Of the more than 1,000 pieces that Franz Schubert composed before his early death at the age of 31, around 600 of them are songs.
He was the supreme master of the German Lied in the first decades of the 19th century, and while there are many individual treasures in his vast catalog, he’s particularly admired for his song cycles. One of them, “Schwanengesang (Swansong),” was assembled after his death in 1828, but five years earlier he set out constructing one from the work of Wilhelm Müller, a popular poet of the day.
That cycle of 20 songs, Die schöne Müllerin (The Beautiful Maid of the Mill, D. 795), tells the story of a lovelorn miller’s apprentice who tries but fails to win the affection of his master’s daughter, and so drowns himself. Extravagant to be sure, but very much in keeping with the showy Romanticism of the time.
Although various songs from the cycle are heard frequently on art-song recital programs, it’s relatively rare to hear the whole thing at one go. On Monday evening, tenor Tony Boutté will perform the entire cycle in a concert at the Glasgow Lecture Hall in the University of Miami’s Department of Architecture. Pianist Geoffrey Loff will accompany Boutté, and musicologist Frank Cooper will read translations of the five poems from Müller’s original cycle that Schubert chose not to set.
In addition, Elizabeth Plater-Zyberk, one of the nation’s leading advocates of New Urbanism, will give the opening remarks before Boutté’s recital. A gathering of intellectual firepower, you might say, around an important work of Western music. But for Boutté, it’s also about a personal quest to present major song cycles in recital.
“I performed the cycle twice last month in Texas, and I did it two ways. The first time, I did 10 songs, then an intermission, then 10 songs, sort of like a regular lieder concert,” Boutté said. “And the second time I did it, I did it straight through, with little pauses, at the end of ‘chapters’ …. And I thought that was really effective, too.”
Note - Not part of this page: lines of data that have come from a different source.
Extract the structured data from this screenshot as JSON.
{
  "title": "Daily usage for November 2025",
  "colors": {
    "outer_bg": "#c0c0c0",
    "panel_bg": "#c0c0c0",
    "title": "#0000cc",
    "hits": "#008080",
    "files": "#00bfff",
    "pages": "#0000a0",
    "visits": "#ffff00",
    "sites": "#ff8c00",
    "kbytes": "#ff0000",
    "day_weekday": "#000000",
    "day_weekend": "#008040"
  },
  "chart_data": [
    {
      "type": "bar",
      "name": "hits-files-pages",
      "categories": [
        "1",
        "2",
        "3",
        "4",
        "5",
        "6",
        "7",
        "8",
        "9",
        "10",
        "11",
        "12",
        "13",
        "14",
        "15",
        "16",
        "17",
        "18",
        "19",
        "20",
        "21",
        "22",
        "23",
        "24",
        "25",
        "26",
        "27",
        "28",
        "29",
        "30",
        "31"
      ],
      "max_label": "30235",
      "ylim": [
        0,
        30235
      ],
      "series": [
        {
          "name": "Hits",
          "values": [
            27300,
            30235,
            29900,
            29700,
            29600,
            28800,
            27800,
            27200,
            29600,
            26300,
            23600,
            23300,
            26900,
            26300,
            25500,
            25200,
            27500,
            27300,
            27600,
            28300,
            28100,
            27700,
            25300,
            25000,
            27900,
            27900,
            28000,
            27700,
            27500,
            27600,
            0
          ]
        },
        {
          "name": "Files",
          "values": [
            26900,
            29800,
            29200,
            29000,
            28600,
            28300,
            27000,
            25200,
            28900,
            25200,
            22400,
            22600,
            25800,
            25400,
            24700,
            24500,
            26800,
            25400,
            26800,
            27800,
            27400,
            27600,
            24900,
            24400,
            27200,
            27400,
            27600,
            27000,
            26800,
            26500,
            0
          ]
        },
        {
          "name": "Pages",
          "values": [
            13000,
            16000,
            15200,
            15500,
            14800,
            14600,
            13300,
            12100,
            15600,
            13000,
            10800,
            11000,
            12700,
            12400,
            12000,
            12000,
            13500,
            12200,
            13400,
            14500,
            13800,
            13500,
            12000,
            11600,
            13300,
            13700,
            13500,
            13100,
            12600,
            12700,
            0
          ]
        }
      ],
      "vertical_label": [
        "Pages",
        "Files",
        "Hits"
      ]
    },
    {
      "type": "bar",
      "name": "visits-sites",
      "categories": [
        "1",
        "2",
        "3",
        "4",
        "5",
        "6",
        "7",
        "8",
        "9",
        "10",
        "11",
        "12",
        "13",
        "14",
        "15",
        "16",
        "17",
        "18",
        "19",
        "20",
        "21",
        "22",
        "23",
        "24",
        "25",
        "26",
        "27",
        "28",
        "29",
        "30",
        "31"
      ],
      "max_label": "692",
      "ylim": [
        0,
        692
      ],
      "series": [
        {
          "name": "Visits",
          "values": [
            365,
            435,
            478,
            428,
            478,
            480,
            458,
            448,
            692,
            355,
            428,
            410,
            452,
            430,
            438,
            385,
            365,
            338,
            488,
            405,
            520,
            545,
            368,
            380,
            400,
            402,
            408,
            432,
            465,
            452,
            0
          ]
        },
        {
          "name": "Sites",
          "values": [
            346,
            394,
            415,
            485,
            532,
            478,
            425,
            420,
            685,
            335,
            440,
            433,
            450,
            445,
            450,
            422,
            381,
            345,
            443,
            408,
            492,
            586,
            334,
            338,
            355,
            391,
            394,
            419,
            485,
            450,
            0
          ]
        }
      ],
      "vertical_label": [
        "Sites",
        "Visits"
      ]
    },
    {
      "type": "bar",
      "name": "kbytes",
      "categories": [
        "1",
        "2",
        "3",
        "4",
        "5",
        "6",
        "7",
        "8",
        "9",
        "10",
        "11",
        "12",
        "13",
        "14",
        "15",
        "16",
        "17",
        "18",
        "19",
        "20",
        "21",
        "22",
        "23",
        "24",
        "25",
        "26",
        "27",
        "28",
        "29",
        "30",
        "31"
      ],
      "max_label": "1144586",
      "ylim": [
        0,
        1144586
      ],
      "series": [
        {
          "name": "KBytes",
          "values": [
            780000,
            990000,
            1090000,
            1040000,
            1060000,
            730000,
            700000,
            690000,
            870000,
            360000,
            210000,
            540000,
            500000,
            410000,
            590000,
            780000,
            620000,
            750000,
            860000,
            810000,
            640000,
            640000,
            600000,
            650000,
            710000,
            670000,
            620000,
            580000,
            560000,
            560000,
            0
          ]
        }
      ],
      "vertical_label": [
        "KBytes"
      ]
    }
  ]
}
But Boutté said he was still aware there were other poems in the cycle, and he’d read a book on “Die schöne Müllerin” by Susan Youens, a musicologist at the University of Notre Dame. Consequently, he thought that presenting the work at UM, where he is an assistant professor of voice, would allow him to explore the work more thoroughly.
“If I’m going to present it on a university campus, I want to dig a little deeper,” he said.
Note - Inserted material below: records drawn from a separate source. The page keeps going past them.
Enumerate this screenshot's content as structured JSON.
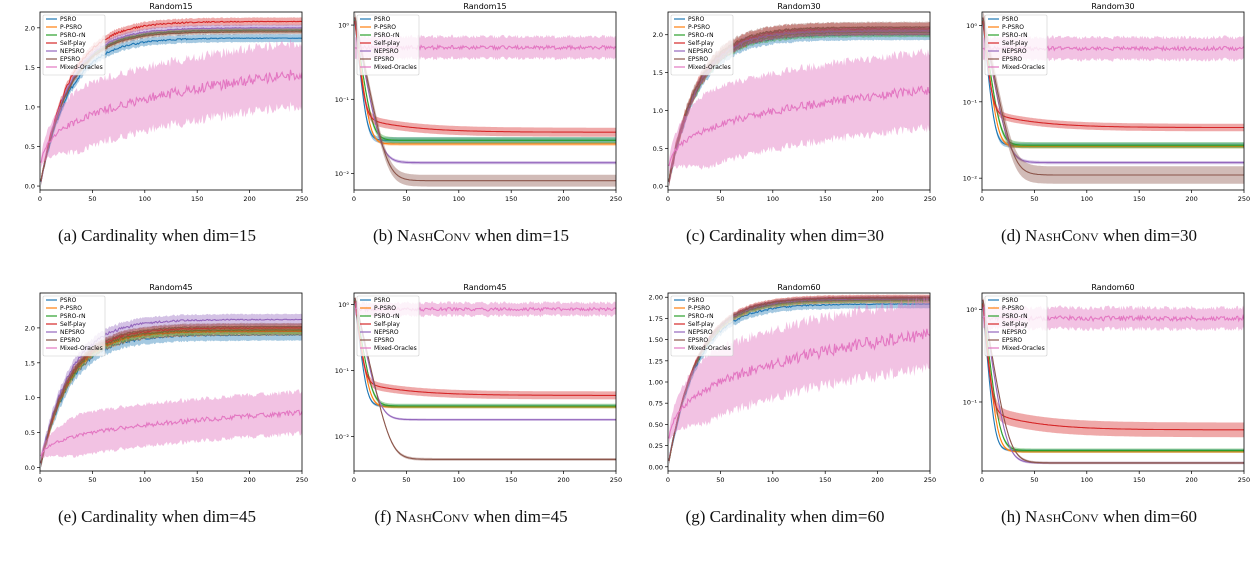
{
  "series_names": [
    "PSRO",
    "P-PSRO",
    "PSRO-rN",
    "Self-play",
    "NEPSRO",
    "EPSRO",
    "Mixed-Oracles"
  ],
  "series_colors": [
    "#1f77b4",
    "#ff7f0e",
    "#2ca02c",
    "#d62728",
    "#9467bd",
    "#8c564b",
    "#e377c2"
  ],
  "chart_data": [
    {
      "type": "line",
      "title": "Random15",
      "yscale": "linear",
      "xlim": [
        0,
        250
      ],
      "ylim": [
        -0.05,
        2.2
      ],
      "xticks": [
        0,
        50,
        100,
        150,
        200,
        250
      ],
      "yticks": [
        0.0,
        0.5,
        1.0,
        1.5,
        2.0
      ],
      "ytick_labels": [
        "0.0",
        "0.5",
        "1.0",
        "1.5",
        "2.0"
      ],
      "caption_prefix": "(a) Cardinality when dim=15",
      "caption_nc": "",
      "caption_suffix": "",
      "series": [
        {
          "name": "PSRO",
          "final": 1.87,
          "band": 0.05
        },
        {
          "name": "P-PSRO",
          "final": 1.97,
          "band": 0.03
        },
        {
          "name": "PSRO-rN",
          "final": 1.97,
          "band": 0.03
        },
        {
          "name": "Self-play",
          "final": 2.08,
          "band": 0.05
        },
        {
          "name": "NEPSRO",
          "final": 2.0,
          "band": 0.04
        },
        {
          "name": "EPSRO",
          "final": 1.95,
          "band": 0.03
        },
        {
          "name": "Mixed-Oracles",
          "final": 1.45,
          "band": 0.4
        }
      ]
    },
    {
      "type": "line",
      "title": "Random15",
      "yscale": "log",
      "xlim": [
        0,
        250
      ],
      "ylim": [
        0.006,
        1.5
      ],
      "xticks": [
        0,
        50,
        100,
        150,
        200,
        250
      ],
      "yticks": [
        0.01,
        0.1,
        1
      ],
      "ytick_labels": [
        "10⁻²",
        "10⁻¹",
        "10⁰"
      ],
      "caption_prefix": "(b) ",
      "caption_nc": "NashConv",
      "caption_suffix": " when dim=15",
      "series": [
        {
          "name": "PSRO",
          "final": 0.028,
          "band": 0.1
        },
        {
          "name": "P-PSRO",
          "final": 0.025,
          "band": 0.05
        },
        {
          "name": "PSRO-rN",
          "final": 0.028,
          "band": 0.1
        },
        {
          "name": "Self-play",
          "final": 0.036,
          "band": 0.15
        },
        {
          "name": "NEPSRO",
          "final": 0.014,
          "band": 0.05
        },
        {
          "name": "EPSRO",
          "final": 0.008,
          "band": 0.2
        },
        {
          "name": "Mixed-Oracles",
          "final": 0.5,
          "band": 0.4
        }
      ]
    },
    {
      "type": "line",
      "title": "Random30",
      "yscale": "linear",
      "xlim": [
        0,
        250
      ],
      "ylim": [
        -0.05,
        2.3
      ],
      "xticks": [
        0,
        50,
        100,
        150,
        200,
        250
      ],
      "yticks": [
        0.0,
        0.5,
        1.0,
        1.5,
        2.0
      ],
      "ytick_labels": [
        "0.0",
        "0.5",
        "1.0",
        "1.5",
        "2.0"
      ],
      "caption_prefix": "(c) Cardinality when dim=30",
      "caption_nc": "",
      "caption_suffix": "",
      "series": [
        {
          "name": "PSRO",
          "final": 2.0,
          "band": 0.07
        },
        {
          "name": "P-PSRO",
          "final": 2.05,
          "band": 0.06
        },
        {
          "name": "PSRO-rN",
          "final": 2.03,
          "band": 0.06
        },
        {
          "name": "Self-play",
          "final": 2.08,
          "band": 0.08
        },
        {
          "name": "NEPSRO",
          "final": 2.05,
          "band": 0.06
        },
        {
          "name": "EPSRO",
          "final": 2.1,
          "band": 0.07
        },
        {
          "name": "Mixed-Oracles",
          "final": 1.3,
          "band": 0.5
        }
      ]
    },
    {
      "type": "line",
      "title": "Random30",
      "yscale": "log",
      "xlim": [
        0,
        250
      ],
      "ylim": [
        0.007,
        1.5
      ],
      "xticks": [
        0,
        50,
        100,
        150,
        200,
        250
      ],
      "yticks": [
        0.01,
        0.1,
        1
      ],
      "ytick_labels": [
        "10⁻²",
        "10⁻¹",
        "10⁰"
      ],
      "caption_prefix": "(d) ",
      "caption_nc": "NashConv",
      "caption_suffix": " when dim=30",
      "series": [
        {
          "name": "PSRO",
          "final": 0.027,
          "band": 0.08
        },
        {
          "name": "P-PSRO",
          "final": 0.026,
          "band": 0.06
        },
        {
          "name": "PSRO-rN",
          "final": 0.027,
          "band": 0.1
        },
        {
          "name": "Self-play",
          "final": 0.046,
          "band": 0.12
        },
        {
          "name": "NEPSRO",
          "final": 0.016,
          "band": 0.05
        },
        {
          "name": "EPSRO",
          "final": 0.011,
          "band": 0.3
        },
        {
          "name": "Mixed-Oracles",
          "final": 0.5,
          "band": 0.4
        }
      ]
    },
    {
      "type": "line",
      "title": "Random45",
      "yscale": "linear",
      "xlim": [
        0,
        250
      ],
      "ylim": [
        -0.05,
        2.5
      ],
      "xticks": [
        0,
        50,
        100,
        150,
        200,
        250
      ],
      "yticks": [
        0.0,
        0.5,
        1.0,
        1.5,
        2.0
      ],
      "ytick_labels": [
        "0.0",
        "0.5",
        "1.0",
        "1.5",
        "2.0"
      ],
      "caption_prefix": "(e) Cardinality when dim=45",
      "caption_nc": "",
      "caption_suffix": "",
      "series": [
        {
          "name": "PSRO",
          "final": 1.9,
          "band": 0.08
        },
        {
          "name": "P-PSRO",
          "final": 1.95,
          "band": 0.06
        },
        {
          "name": "PSRO-rN",
          "final": 1.97,
          "band": 0.06
        },
        {
          "name": "Self-play",
          "final": 2.0,
          "band": 0.06
        },
        {
          "name": "NEPSRO",
          "final": 2.12,
          "band": 0.08
        },
        {
          "name": "EPSRO",
          "final": 2.02,
          "band": 0.05
        },
        {
          "name": "Mixed-Oracles",
          "final": 0.8,
          "band": 0.3
        }
      ]
    },
    {
      "type": "line",
      "title": "Random45",
      "yscale": "log",
      "xlim": [
        0,
        250
      ],
      "ylim": [
        0.003,
        1.5
      ],
      "xticks": [
        0,
        50,
        100,
        150,
        200,
        250
      ],
      "yticks": [
        0.01,
        0.1,
        1
      ],
      "ytick_labels": [
        "10⁻²",
        "10⁻¹",
        "10⁰"
      ],
      "caption_prefix": "(f) ",
      "caption_nc": "NashConv",
      "caption_suffix": " when dim=45",
      "series": [
        {
          "name": "PSRO",
          "final": 0.029,
          "band": 0.05
        },
        {
          "name": "P-PSRO",
          "final": 0.028,
          "band": 0.05
        },
        {
          "name": "PSRO-rN",
          "final": 0.029,
          "band": 0.08
        },
        {
          "name": "Self-play",
          "final": 0.042,
          "band": 0.15
        },
        {
          "name": "NEPSRO",
          "final": 0.018,
          "band": 0.04
        },
        {
          "name": "EPSRO",
          "final": 0.0045,
          "band": 0.05
        },
        {
          "name": "Mixed-Oracles",
          "final": 0.85,
          "band": 0.25
        }
      ]
    },
    {
      "type": "line",
      "title": "Random60",
      "yscale": "linear",
      "xlim": [
        0,
        250
      ],
      "ylim": [
        -0.05,
        2.05
      ],
      "xticks": [
        0,
        50,
        100,
        150,
        200,
        250
      ],
      "yticks": [
        0.0,
        0.25,
        0.5,
        0.75,
        1.0,
        1.25,
        1.5,
        1.75,
        2.0
      ],
      "ytick_labels": [
        "0.00",
        "0.25",
        "0.50",
        "0.75",
        "1.00",
        "1.25",
        "1.50",
        "1.75",
        "2.00"
      ],
      "caption_prefix": "(g) Cardinality when dim=60",
      "caption_nc": "",
      "caption_suffix": "",
      "series": [
        {
          "name": "PSRO",
          "final": 1.92,
          "band": 0.05
        },
        {
          "name": "P-PSRO",
          "final": 1.96,
          "band": 0.03
        },
        {
          "name": "PSRO-rN",
          "final": 1.97,
          "band": 0.03
        },
        {
          "name": "Self-play",
          "final": 2.0,
          "band": 0.03
        },
        {
          "name": "NEPSRO",
          "final": 1.98,
          "band": 0.03
        },
        {
          "name": "EPSRO",
          "final": 1.99,
          "band": 0.03
        },
        {
          "name": "Mixed-Oracles",
          "final": 1.6,
          "band": 0.4
        }
      ]
    },
    {
      "type": "line",
      "title": "Random60",
      "yscale": "log",
      "xlim": [
        0,
        250
      ],
      "ylim": [
        0.018,
        1.5
      ],
      "xticks": [
        0,
        50,
        100,
        150,
        200,
        250
      ],
      "yticks": [
        0.1,
        1
      ],
      "ytick_labels": [
        "10⁻¹",
        "10⁰"
      ],
      "caption_prefix": "(h) ",
      "caption_nc": "NashConv",
      "caption_suffix": " when dim=60",
      "series": [
        {
          "name": "PSRO",
          "final": 0.03,
          "band": 0.03
        },
        {
          "name": "P-PSRO",
          "final": 0.029,
          "band": 0.03
        },
        {
          "name": "PSRO-rN",
          "final": 0.03,
          "band": 0.05
        },
        {
          "name": "Self-play",
          "final": 0.05,
          "band": 0.2
        },
        {
          "name": "NEPSRO",
          "final": 0.022,
          "band": 0.03
        },
        {
          "name": "EPSRO",
          "final": 0.022,
          "band": 0.03
        },
        {
          "name": "Mixed-Oracles",
          "final": 0.8,
          "band": 0.3
        }
      ]
    }
  ]
}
In working closely with Loff, a graduate student, Boutté said he’s been able to try different interpretive ideas. And sometimes, the work reveals itself.
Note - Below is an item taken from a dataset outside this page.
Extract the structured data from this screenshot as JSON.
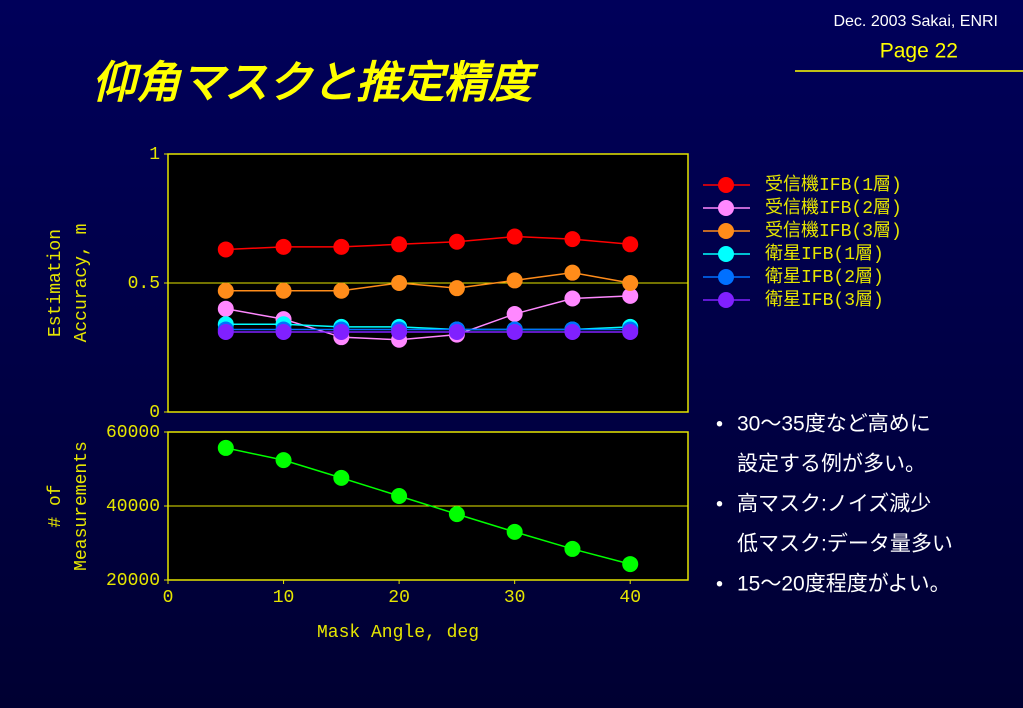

“It’s a very gradual process, to try to figure out not what Schubert meant, but what I think Schubert meant,” he said. “When you look at the score to see how it’s been done, you find places where you think, ‘Oh, he must have meant that to be connected.’”
He cites the 15th song in the cycle, “Eifersucht und Stolz (Jealousy and Pride),” in which the journeyman addresses the brook that runs through town, asking it to slow down and tell him what’s going on, and in which he also takes time to talk trash about the object of his desire.
“He says something like ‘Didn’t you see her standing at the gate, craning her neck when [a hunter she admires] came down the road? No decent girl should do that,’” he said.
Underneath this, the piano is punctuating with short chords, unlike the opening of the song, which starts with a series of rapid notes in the piano. After casting doubt on the girl’s character, the speaker then bids the brook to take that message to her and the opening music returns.
“And when we figured this out, of course it seems obvious now, but when you figure this out you get goose bumps,” Boutté said. “And I thought, ‘I’ve got to get the audience to feel this.’”
Doing the complete “Die schöne Müllerin” is perhaps less common today than it was a generation ago, when art-song recitals were a more frequent part of the classical lineup (there appear to be very few this season here in South Florida). Boutté says he loves the form and one of the reasons is that it gets the artist close to his auditors.
“It’s the intimacy. That’s the biggest thing: the intimacy of being one on one with the audience,” he said. “And that’s a scary thing for a singer. It’s almost easier to stand up in front of an orchestra and make lots of noise; you’ve got lots of people around you.
“But people crave that one-on-one connection … and as a singer, I crave that, too,” he said. “I want to be able to use my voice, and my interpretation, to get the message of the music out. And that’s the easiest way to do it.”
For his next cycle, Boutté said he’s likely to attempt “La bonne chanson (The Good Song, Op. 61),” written in 1892 by the French composer Gabriel Fauré. It’s a difficult but beautiful cycle, and like all Fauré, it is music of great subtlety.
As for Schubert, it’s worth noting that he wrote “Die schöne Müllerin” not long after learning he had contracted syphilis, and Boutté said there has long been musicological speculation that Schubert avoided the darkest poems of the cycle because it was too painful for him to confront, even through his art.
“It’s still pretty dark, but with some gorgeous music,” he said. “The beauty of the music, coupled with the poignant words — it’s pretty amazing.”
The concert is set for 7:30 p.m. Monday at Glasgow Hall. Admission is free.